En 2017, la jeune globetrotteuse atterrit au sud de l’Italie pour un master en médias. Ce n’était pas le moindre des défis car elle ne connaissait aucun mot de la langue de Dante. C’est ainsi, qu’elle a transformé cet handicap en une opportunité pour apprendre l’Italien : « On nous avait dit que la formation allait être en anglais et nous avons découvert après la finalisation des inscriptions qu’elle était en italien (rires). Je n’ai pas reculé et je me suis mise à apprendre la langue pour suivre la formation ».

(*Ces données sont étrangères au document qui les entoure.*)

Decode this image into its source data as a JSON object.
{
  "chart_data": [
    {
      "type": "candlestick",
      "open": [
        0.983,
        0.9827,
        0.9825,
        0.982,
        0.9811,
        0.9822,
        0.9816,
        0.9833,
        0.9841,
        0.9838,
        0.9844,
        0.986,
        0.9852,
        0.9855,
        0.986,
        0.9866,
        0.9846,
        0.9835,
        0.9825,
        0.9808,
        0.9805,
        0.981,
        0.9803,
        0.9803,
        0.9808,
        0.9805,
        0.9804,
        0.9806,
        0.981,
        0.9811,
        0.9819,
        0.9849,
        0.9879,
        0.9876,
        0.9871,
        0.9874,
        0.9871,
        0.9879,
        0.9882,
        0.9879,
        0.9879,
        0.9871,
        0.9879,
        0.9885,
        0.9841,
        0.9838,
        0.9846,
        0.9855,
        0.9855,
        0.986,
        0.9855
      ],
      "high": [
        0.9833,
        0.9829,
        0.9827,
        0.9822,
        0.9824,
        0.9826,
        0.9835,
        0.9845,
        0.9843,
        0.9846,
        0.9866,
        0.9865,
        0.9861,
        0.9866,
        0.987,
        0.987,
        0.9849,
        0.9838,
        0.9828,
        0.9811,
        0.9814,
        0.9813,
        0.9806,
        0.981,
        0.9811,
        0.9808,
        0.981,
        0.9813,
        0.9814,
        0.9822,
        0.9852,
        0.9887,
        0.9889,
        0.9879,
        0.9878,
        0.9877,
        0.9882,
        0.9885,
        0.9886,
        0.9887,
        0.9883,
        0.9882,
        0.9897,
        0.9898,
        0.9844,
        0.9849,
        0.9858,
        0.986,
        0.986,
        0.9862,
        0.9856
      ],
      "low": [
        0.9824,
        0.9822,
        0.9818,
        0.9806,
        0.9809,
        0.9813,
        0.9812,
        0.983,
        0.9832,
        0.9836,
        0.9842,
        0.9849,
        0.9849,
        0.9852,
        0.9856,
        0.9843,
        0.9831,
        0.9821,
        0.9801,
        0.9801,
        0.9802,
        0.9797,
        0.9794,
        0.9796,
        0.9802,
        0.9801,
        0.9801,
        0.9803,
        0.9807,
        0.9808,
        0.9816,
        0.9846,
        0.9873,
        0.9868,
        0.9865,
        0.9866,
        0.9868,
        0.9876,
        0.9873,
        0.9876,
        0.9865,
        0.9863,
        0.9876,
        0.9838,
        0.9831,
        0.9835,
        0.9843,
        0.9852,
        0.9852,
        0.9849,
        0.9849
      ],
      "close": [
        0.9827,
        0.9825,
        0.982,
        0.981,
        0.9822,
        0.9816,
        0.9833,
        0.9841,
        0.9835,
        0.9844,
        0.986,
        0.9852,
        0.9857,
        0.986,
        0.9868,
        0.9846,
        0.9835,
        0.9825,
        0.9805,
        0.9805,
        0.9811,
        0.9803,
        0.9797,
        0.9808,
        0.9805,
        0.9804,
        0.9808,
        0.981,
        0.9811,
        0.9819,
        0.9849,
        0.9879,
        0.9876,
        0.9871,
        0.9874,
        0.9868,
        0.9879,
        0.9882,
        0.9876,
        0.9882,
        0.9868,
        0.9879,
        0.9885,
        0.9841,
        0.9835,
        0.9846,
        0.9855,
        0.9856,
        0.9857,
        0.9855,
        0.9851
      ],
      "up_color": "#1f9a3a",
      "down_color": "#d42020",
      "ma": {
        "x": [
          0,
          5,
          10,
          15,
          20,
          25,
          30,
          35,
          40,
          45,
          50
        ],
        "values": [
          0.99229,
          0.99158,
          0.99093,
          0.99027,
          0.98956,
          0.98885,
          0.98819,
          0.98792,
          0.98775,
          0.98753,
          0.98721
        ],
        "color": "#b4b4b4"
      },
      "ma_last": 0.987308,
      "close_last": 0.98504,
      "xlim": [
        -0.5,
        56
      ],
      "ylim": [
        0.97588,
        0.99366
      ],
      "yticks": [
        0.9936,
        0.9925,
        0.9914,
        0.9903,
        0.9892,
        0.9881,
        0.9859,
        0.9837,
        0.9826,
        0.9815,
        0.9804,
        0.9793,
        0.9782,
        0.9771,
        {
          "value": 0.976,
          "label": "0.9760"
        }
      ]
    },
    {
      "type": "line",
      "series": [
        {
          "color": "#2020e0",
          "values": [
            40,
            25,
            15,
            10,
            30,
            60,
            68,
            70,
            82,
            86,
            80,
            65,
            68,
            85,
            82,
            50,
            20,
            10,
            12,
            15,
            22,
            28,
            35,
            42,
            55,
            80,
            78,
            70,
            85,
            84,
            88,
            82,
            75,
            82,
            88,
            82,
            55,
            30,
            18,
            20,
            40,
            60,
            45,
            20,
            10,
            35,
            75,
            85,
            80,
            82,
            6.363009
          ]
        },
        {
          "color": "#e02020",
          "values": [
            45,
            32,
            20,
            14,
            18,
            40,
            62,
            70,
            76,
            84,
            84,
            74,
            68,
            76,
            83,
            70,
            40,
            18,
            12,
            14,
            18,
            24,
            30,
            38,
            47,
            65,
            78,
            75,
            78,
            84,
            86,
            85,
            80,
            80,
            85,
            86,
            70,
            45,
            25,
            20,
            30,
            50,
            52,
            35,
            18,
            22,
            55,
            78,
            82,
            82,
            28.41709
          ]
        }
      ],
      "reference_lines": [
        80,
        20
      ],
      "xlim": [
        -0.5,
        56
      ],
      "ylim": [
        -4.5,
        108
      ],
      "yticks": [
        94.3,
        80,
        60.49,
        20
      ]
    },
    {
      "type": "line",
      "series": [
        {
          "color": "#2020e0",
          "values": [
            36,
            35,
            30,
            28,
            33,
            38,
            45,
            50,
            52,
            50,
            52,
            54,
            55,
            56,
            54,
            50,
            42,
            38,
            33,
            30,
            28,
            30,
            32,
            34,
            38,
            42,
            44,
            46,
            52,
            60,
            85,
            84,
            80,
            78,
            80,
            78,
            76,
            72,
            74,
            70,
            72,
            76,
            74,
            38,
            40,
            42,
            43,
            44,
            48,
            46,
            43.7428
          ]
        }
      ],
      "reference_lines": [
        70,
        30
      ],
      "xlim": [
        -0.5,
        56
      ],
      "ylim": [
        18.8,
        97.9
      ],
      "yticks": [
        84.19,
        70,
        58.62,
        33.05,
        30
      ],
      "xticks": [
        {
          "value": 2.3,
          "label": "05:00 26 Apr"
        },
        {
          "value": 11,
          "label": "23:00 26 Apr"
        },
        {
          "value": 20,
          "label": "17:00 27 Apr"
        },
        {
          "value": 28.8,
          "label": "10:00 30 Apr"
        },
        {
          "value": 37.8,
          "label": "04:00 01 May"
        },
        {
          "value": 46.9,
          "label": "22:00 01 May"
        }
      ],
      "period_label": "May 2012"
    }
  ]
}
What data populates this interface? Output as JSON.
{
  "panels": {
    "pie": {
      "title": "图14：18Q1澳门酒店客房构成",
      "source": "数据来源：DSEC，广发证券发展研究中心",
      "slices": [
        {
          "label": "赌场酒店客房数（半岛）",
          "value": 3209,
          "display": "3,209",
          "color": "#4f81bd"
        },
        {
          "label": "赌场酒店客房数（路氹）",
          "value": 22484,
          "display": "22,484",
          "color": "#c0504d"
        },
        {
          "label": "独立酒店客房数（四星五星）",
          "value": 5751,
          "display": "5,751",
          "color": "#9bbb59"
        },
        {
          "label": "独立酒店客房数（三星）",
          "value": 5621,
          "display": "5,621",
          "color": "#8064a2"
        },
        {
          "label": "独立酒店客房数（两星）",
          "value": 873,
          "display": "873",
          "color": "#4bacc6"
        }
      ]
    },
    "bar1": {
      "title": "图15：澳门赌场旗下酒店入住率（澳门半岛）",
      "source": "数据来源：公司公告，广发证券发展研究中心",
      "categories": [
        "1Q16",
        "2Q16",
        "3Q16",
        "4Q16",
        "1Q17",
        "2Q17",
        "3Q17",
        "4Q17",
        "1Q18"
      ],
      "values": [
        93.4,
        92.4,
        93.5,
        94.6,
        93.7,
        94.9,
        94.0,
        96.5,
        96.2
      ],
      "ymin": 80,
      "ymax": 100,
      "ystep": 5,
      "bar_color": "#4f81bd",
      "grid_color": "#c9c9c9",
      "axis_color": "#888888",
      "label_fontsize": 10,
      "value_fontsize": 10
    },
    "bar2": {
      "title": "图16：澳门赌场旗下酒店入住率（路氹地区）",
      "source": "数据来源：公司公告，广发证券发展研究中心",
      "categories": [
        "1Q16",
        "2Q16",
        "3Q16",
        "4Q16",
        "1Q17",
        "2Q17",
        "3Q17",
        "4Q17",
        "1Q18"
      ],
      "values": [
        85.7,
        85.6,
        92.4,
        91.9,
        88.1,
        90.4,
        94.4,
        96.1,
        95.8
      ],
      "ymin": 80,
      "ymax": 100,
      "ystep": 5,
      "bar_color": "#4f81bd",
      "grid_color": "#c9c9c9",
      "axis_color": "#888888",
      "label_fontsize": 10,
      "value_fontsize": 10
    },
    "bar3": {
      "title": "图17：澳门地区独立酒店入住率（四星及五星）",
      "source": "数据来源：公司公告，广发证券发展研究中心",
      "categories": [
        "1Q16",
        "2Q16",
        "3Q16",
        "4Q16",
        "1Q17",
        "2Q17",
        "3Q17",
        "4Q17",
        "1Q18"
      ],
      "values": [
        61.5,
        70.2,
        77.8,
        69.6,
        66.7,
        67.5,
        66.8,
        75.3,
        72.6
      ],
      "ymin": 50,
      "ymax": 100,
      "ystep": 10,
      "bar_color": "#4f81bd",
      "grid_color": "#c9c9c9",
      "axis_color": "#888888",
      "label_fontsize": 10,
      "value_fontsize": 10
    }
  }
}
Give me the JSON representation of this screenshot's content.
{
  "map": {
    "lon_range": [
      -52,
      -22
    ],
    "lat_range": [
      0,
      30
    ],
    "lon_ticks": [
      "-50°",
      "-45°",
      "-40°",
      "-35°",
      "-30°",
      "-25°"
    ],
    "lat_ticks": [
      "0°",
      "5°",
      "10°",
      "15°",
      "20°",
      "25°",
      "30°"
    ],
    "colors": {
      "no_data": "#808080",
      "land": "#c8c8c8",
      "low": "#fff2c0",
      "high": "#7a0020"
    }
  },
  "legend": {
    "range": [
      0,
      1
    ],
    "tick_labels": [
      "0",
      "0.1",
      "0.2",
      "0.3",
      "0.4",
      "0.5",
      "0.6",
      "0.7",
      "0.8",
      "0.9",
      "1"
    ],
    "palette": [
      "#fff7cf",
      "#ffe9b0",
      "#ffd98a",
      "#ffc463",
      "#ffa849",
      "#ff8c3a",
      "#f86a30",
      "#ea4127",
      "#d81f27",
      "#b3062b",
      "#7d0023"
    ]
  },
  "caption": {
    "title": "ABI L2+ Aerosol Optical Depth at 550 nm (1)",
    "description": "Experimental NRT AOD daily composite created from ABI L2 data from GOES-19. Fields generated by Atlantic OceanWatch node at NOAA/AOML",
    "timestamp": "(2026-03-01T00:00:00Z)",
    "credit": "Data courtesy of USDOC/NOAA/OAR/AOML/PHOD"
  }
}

Sortir des sentiers battus est devenu pour Rym un mode de vie. Cela lui permet de voyager et d’arpenter des pays, de découvrir les richesses des cultures étrangères (mais pas étranges) à la sienne, selon le regard qui est le sien. Elle perçoit cela comme des opportunités et des défis à relever : « Ces voyages représentent pour moi de belles expériences qui m’ont fait progresser, grandir et ouvrir les yeux sur le monde ».